Elementary and secondary education will see a small increase, and the state will be able to pay down $1 billion in old bills. We will meet our statutory obligations to the state’s pension systems, to the tune of $6 billion.
But the budget relies on some one-time revenues — monies that won’t be available when we’re crafting the budget for the next fiscal year — and it balances revenues with spending by delaying payments to those who provide services to the state and its clients.
The budget doesn’t adequately account for the automatic reduction in revenue that is scheduled to begin January 1. The income tax is set to drop from 5 percent to 3.75 percent for individuals, with further reductions down the line.
The Center for Tax and Budget Accountability reminds us that, since so much of our budget goes to payments that are not discretionary — pensions, debt service — the effect of reduced revenues will mean cuts for everything else — education, public safety, health care. CTBA projects that, given the coming revenue reductions, total spending for services next year will be nearly $5 billion less than it was five years ago.
We have made significant dents in state spending, cutting discretionary programs more than $2 billion and reducing the backlog of old bills from a high of nearly $10 billion to just over $4 billion. Our state workforce is the fourth lowest, as a percentage of population, in the country.

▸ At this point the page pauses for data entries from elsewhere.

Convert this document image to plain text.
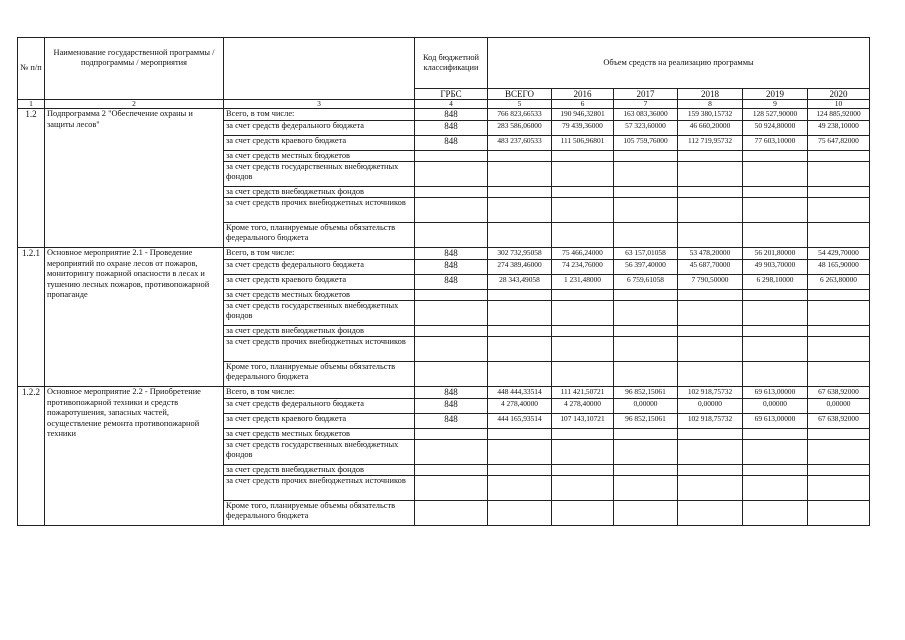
№ п/п	Наименование государственной программы / подпрограммы / мероприятия		Код бюджетной классификации	Объем средств на реализацию программы					
			ГРБС	ВСЕГО	2016	2017	2018	2019	2020
1	2	3	4	5	6	7	8	9	10
1.2	Подпрограмма 2 "Обеспечение охраны и защиты лесов"	Всего, в том числе:	848	766 823,66533	190 946,32801	163 083,36000	159 380,15732	128 527,90000	124 885,92000
		за счет средств федерального бюджета	848	283 586,06000	79 439,36000	57 323,60000	46 660,20000	50 924,80000	49 238,10000
		за счет средств краевого бюджета	848	483 237,60533	111 506,96801	105 759,76000	112 719,95732	77 603,10000	75 647,82000
		за счет средств местных бюджетов							
		за счет средств государственных внебюджетных фондов							
		за счет средств внебюджетных фондов							
		за счет средств прочих внебюджетных источников							
		Кроме того, планируемые объемы обязательств федерального бюджета							
1.2.1	Основное мероприятие 2.1 - Проведение мероприятий по охране лесов от пожаров, мониторингу пожарной опасности в лесах и тушению лесных пожаров, противопожарной пропаганде	Всего, в том числе:	848	302 732,95058	75 466,24000	63 157,01058	53 478,20000	56 201,80000	54 429,70000
		за счет средств федерального бюджета	848	274 389,46000	74 234,76000	56 397,40000	45 687,70000	49 903,70000	48 165,90000
		за счет средств краевого бюджета	848	28 343,49058	1 231,48000	6 759,61058	7 790,50000	6 298,10000	6 263,80000
		за счет средств местных бюджетов							
		за счет средств государственных внебюджетных фондов							
		за счет средств внебюджетных фондов							
		за счет средств прочих внебюджетных источников							
		Кроме того, планируемые объемы обязательств федерального бюджета							
1.2.2	Основное мероприятие 2.2 - Приобретение противопожарной техники и средств пожаротушения, запасных частей, осуществление ремонта противопожарной техники	Всего, в том числе:	848	448 444,33514	111 421,50721	96 852,15061	102 918,75732	69 613,00000	67 638,92000
		за счет средств федерального бюджета	848	4 278,40000	4 278,40000	0,00000	0,00000	0,00000	0,00000
		за счет средств краевого бюджета	848	444 165,93514	107 143,10721	96 852,15061	102 918,75732	69 613,00000	67 638,92000
		за счет средств местных бюджетов							
		за счет средств государственных внебюджетных фондов							
		за счет средств внебюджетных фондов							
		за счет средств прочих внебюджетных источников							
		Кроме того, планируемые объемы обязательств федерального бюджета							
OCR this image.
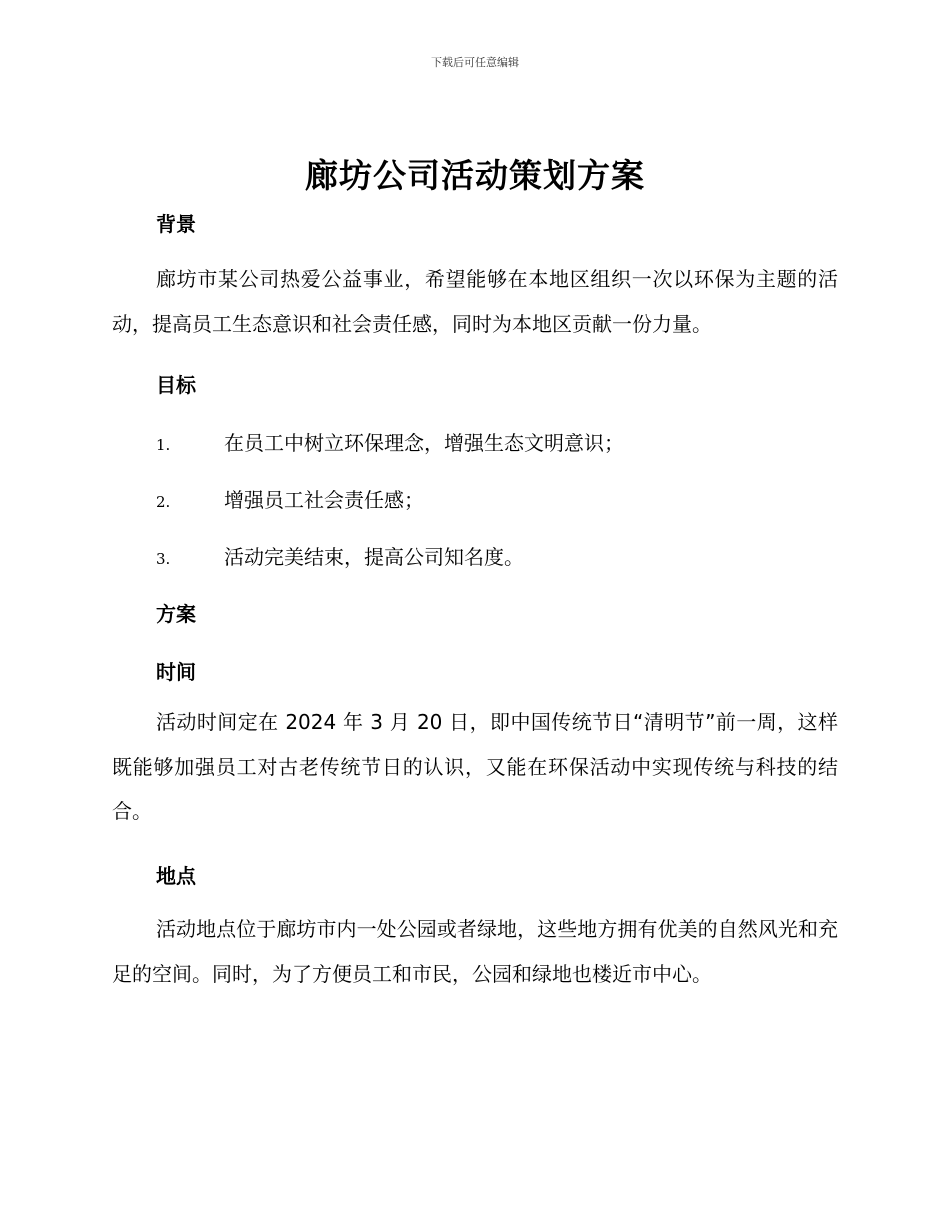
下载后可任意编辑
廊坊公司活动策划方案
背景
廊坊市某公司热爱公益事业，希望能够在本地区组织一次以环保为主题的活动，提高员工生态意识和社会责任感，同时为本地区贡献一份力量。
目标
1.	在员工中树立环保理念，增强生态文明意识；
2.	增强员工社会责任感；
3.	活动完美结束，提高公司知名度。
方案
时间
活动时间定在 2024 年 3 月 20 日，即中国传统节日“清明节”前一周，这样既能够加强员工对古老传统节日的认识，又能在环保活动中实现传统与科技的结合。
地点
活动地点位于廊坊市内一处公园或者绿地，这些地方拥有优美的自然风光和充足的空间。同时，为了方便员工和市民，公园和绿地也楼近市中心。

It’s hard to see how the state can solve its fiscal problems by cuts alone. Does it help our youngsters compete in the global economy by shortchanging educational opportunity? Must we cut dental care for adults again — and maybe for children, too? Provide less help for low-income working families struggling to pay for childcare? Slash funding for the services that keep the elderly in their homes?
Our challenges are real. I will work with my colleagues to ensure we meet them without undercutting education and without destroying the social services safety net.